Advances in human genetics have identified many genetic contributors to disease risk. At the same time, there are ever more extremely large datasets available containing multiple types of data relevant to human health. Growing analytic and computing capabilities are enabling mining of these large datasets for insights at the level of individual patients or entire populations. Yet the methods used to diagnose disease have conspicuously lagged behind these recent exciting discoveries. This is because disease traits are also influenced by largely unmeasured environmental and behavioral factors.
The KHP will liberate progress by convening a wider range of expertise than is traditional, including device engineers, front-line physicians, geneticists, and experts in behavioral modeling. It will focus directly on the development of novel quantitative human measurements, or phenotypes. By tracking individuals in rich detail over a long period of time, the KHP will capture and catalog dynamic patterns of individual and social behavior in new and richer metrics than ever before. This will help us develop new approaches to measuring human health, and so we can quantify wellness and disease in a more continuous manner, rather than in the current episodic manner. It will allow us to combine data on individual genetics with new human phenotypes at multiple levels, including functional characterization of patient-derived cells, specific physiologic pathways, diet, the microbiome, and wearable physiologic sensors. With its fixed geographic base in New York, the KHP will enable us to measure environmental exposures, including potentially inhaled or ingested toxins, which are currently poorly measured. This will create another important new data resource that can be integrated with genotypic, phenotypic, and clinical information.
Over time, integrating phenotypes at multiple scales of biology (from cells to the whole individual) will likely become the new norm in human disease studies. This will benefit human health in numerous ways, from individual patient empowerment to biomedical discovery, as well as new approaches to diagnosis, prevention, and precision therapeutics.
In the remainder of the article we first discuss key advances in biological understanding and the failure as yet to realize the full potential of these discoveries to improve human health. We then sketch out the need for new behavioral measurements to advance understanding of the bio-behavioral complex followed by a discussion of how the design of the KHP can liberate such advances in measurement. We conclude by describing how the first implementation of such an endeavor—the newly formed Center for Assessment Technology and Continuous Health (CATCH) at Massachusetts General Hospital (MGH)—illustrates the high potential that increased monitoring has for improving health outcomes.
Human Biology, Genetics, and Health
Advances in human genetics (especially genome-wide association studies) have identified unprecedented numbers of chromosomal loci that contribute to human traits and risk of disease. 1 These genetic data, combined with insights from basic, hypothesis-driven laboratory research, provide a much clearer outline of the genes that contribute to disease (the parts list), including many that were previously unsuspected. The discovery of so many disease loci promises to remake our understanding of disease mechanisms and susceptibility. Particularly exciting is the prospect that new biomarkers of disease risk can be identified.
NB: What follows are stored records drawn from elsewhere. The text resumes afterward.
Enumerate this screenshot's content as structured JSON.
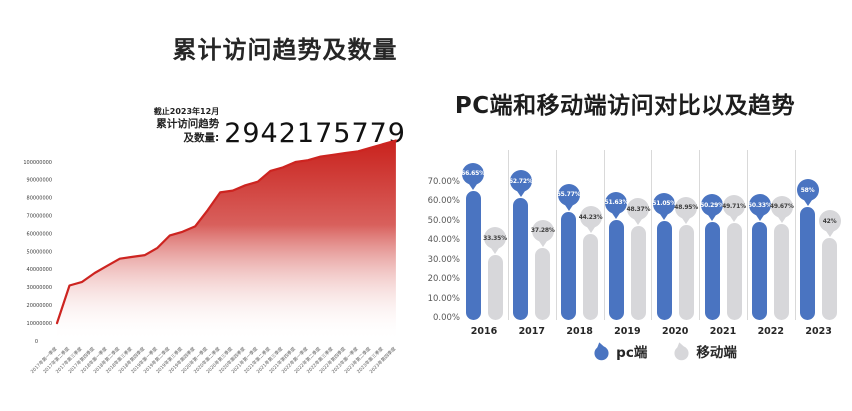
{
  "page": {
    "background": "#ffffff"
  },
  "chart_data": [
    {
      "type": "area",
      "title": "累计访问趋势及数量",
      "annotation": {
        "asof": "截止2023年12月",
        "label": "累计访问趋势及数量:",
        "value": "2942175779"
      },
      "x": [
        "2017年第一季度",
        "2017年第二季度",
        "2017年第三季度",
        "2017年第四季度",
        "2018年第一季度",
        "2018年第二季度",
        "2018年第三季度",
        "2018年第四季度",
        "2019年第一季度",
        "2019年第二季度",
        "2019年第三季度",
        "2019年第四季度",
        "2020年第一季度",
        "2020年第二季度",
        "2020年第三季度",
        "2020年第四季度",
        "2021年第一季度",
        "2021年第二季度",
        "2021年第三季度",
        "2021年第四季度",
        "2022年第一季度",
        "2022年第二季度",
        "2022年第三季度",
        "2022年第四季度",
        "2023年第一季度",
        "2023年第二季度",
        "2023年第三季度",
        "2023年第四季度"
      ],
      "values": [
        10000000,
        31000000,
        33000000,
        38000000,
        42000000,
        46000000,
        47000000,
        48000000,
        52000000,
        59000000,
        61000000,
        64000000,
        73000000,
        83000000,
        84000000,
        87000000,
        89000000,
        95000000,
        97000000,
        100000000,
        101000000,
        103000000,
        104000000,
        105000000,
        106000000,
        108000000,
        110000000,
        112000000
      ],
      "yticks": [
        0,
        10000000,
        20000000,
        30000000,
        40000000,
        50000000,
        60000000,
        70000000,
        80000000,
        90000000,
        100000000
      ],
      "ylim": [
        0,
        115000000
      ],
      "grid": false,
      "colors": {
        "line": "#cd2420",
        "fill_top": "#c9221d",
        "fill_bottom": "#ffffff"
      }
    },
    {
      "type": "bar",
      "title": "PC端和移动端访问对比以及趋势",
      "categories": [
        "2016",
        "2017",
        "2018",
        "2019",
        "2020",
        "2021",
        "2022",
        "2023"
      ],
      "series": [
        {
          "name": "pc端",
          "color": "#4a74c1",
          "text_color": "#ffffff",
          "values": [
            66.65,
            62.72,
            55.77,
            51.63,
            51.05,
            50.29,
            50.33,
            58
          ],
          "labels": [
            "66.65%",
            "62.72%",
            "55.77%",
            "51.63%",
            "51.05%",
            "50.29%",
            "50.33%",
            "58%"
          ]
        },
        {
          "name": "移动端",
          "color": "#d7d7da",
          "text_color": "#3f3f3f",
          "values": [
            33.35,
            37.28,
            44.23,
            48.37,
            48.95,
            49.71,
            49.67,
            42
          ],
          "labels": [
            "33.35%",
            "37.28%",
            "44.23%",
            "48.37%",
            "48.95%",
            "49.71%",
            "49.67%",
            "42%"
          ]
        }
      ],
      "yticks": [
        "70.00%",
        "60.00%",
        "50.00%",
        "40.00%",
        "30.00%",
        "20.00%",
        "10.00%",
        "0.00%"
      ],
      "ylim": [
        0,
        70
      ],
      "grid": false,
      "legend_position": "bottom"
    }
  ]
}
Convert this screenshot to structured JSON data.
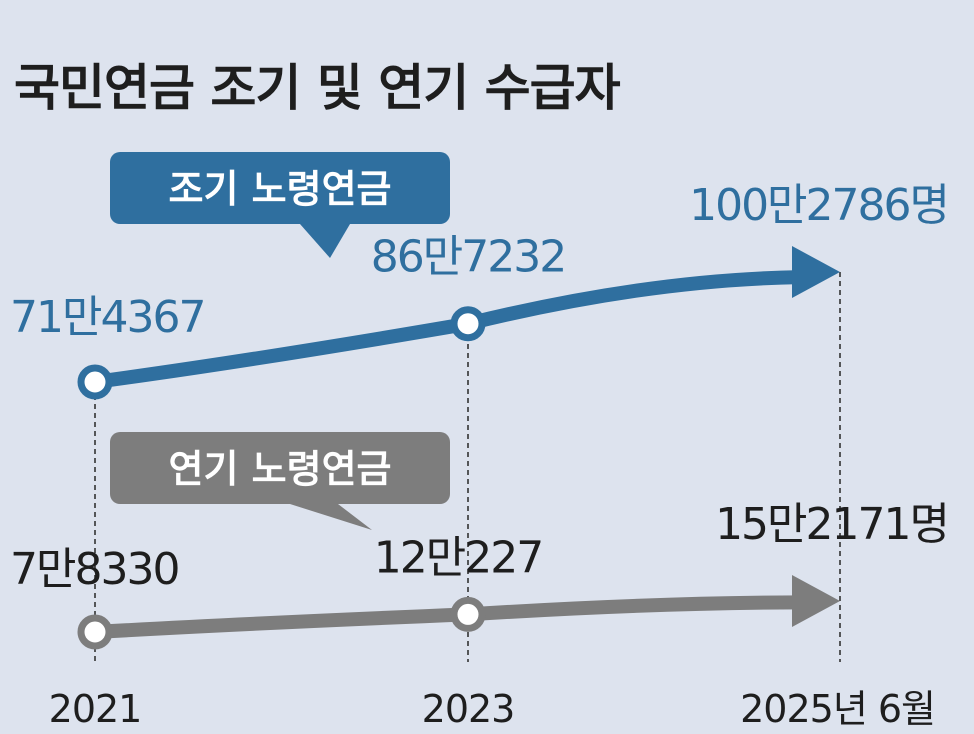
{
  "chart_data": {
    "type": "line",
    "title": "국민연금 조기 및 연기 수급자",
    "categories": [
      "2021",
      "2023",
      "2025년 6월"
    ],
    "series": [
      {
        "name": "조기 노령연금",
        "color": "#2f6f9f",
        "values": [
          714367,
          867232,
          1002786
        ],
        "labels": [
          "71만4367",
          "86만7232",
          "100만2786명"
        ]
      },
      {
        "name": "연기 노령연금",
        "color": "#7d7d7d",
        "values": [
          78330,
          120227,
          152171
        ],
        "labels": [
          "7만8330",
          "12만227",
          "15만2171명"
        ]
      }
    ]
  }
}
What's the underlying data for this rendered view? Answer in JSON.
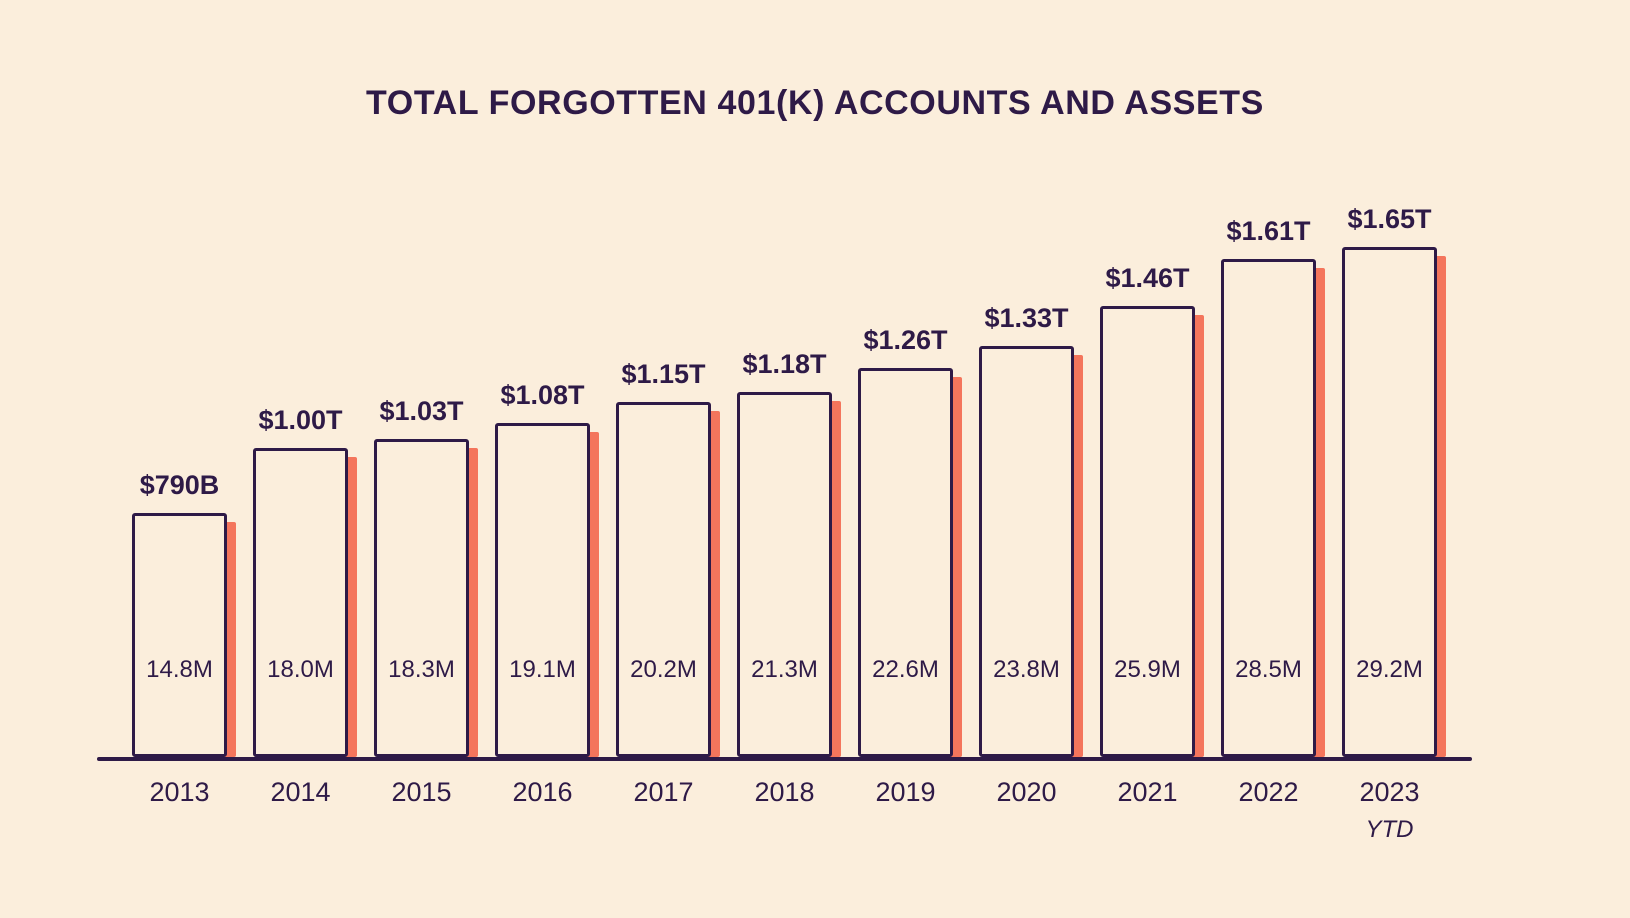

While the mapping of the genome is the most widely recognized advance in our understanding of human biology, it is but one piece of the human puzzle—there are many other ongoing advances happening, as well. One key scientific advance lies in the emergence of the human microbiota as an important contributor to many chronic diseases. The community of approximately 1014 bacterial, archaeal, fungal, and viral cells or particles that reside on each individual constitutes the human microbiota; the “microbiome” additionally refers to the genetic materials and product biomolecules of the microbiota. Microbes colonize the gut at birth and the community is shaped by diet, hygiene, infections, drugs, other environmental exposures, and host genetics. Recent studies in normal volunteers and disease cohorts (such as those with inflammatory bowel disease, obesity, diabetes, or cardiovascular disease) are revealing how all of these genetic and environmental factors can shape what types of microbes are present, and their aggregate influence on human metabolism and immunity (and even behavior in some animal models). (See refs.2–8 for more study details.)
A third set of advances relates to our understanding of biological pathways. For example, a wide variety of inflammatory cells and pathways are being studied in auto-inflammatory disease as well as common diseases such as type 2 diabetes and cardiovascular disease. Biomarkers such as C-reactive protein or the erythrocyte sedimentation rate are nonspecific markers of inflammation currently used in clinical practice. A variety of new approaches have the potential to enable scientists to parse inflammation more precisely, including serum levels of specific cytokines or mediators, or assays of the activity of inflammatory cells (including molecular imaging of inflammatory cells, or microfluidic devices that can trap or analyze single cells).
In sharp contrast to the ongoing revolution in biological understanding, translation into medical practice has been taking place at a far slower pace. This is particularly true for the clinical translation of genetic discoveries into new approaches to diagnosis, prevention, and treatment. For the vast majority, there has been little to no improvement in treatment or in health. Consider the cases of type 2 diabetes and lipid disorders, each of which is now associated with many dozens of chromosomal regions that influence disease risk. Despite this, these conditions are largely monitored using blood tests that have been used for decades: glycosylated hemoglobin and blood glucose for diabetes, and a lipid panel consisting of fasting total cholesterol, low-density lipoprotein, high-density lipoprotein, and triglycerides.
In another revealing example, inclusion of a genetic risk score (based on several validated variants from genome-wide association studies) failed to improve the ability to predict 10-year risk of developing cardiovascular disease compared to traditional assessments (including factors such as age, gender, smoking history, and the presence of diabetes, hypercholesterolemia, hypertension, or a family history of cardiovascular disease). 9 Despite the revolutions that are taking place in our biological understanding, the available methods used to diagnose and quantitate disease have conspicuously lagged.
More broadly, while the large number of chromosomal loci newly implicated in many diseases represents a true scientific tour de force with tremendous future potential applications in medicine, it remains a challenge to effectively use genetic information to stratify risk. This is likely due to several factors, including the sheer number of genetic loci that can contribute to individual risk and, perhaps most critically, the importance of largely unmeasured environmental and behavioral factors that influence risk of important conditions such as obesity, type 2 diabetes, cardiovascular disease, and cancer. The comprehensive approach to information gathering to be employed by the KHP offers the opportunity to overcome this barrier.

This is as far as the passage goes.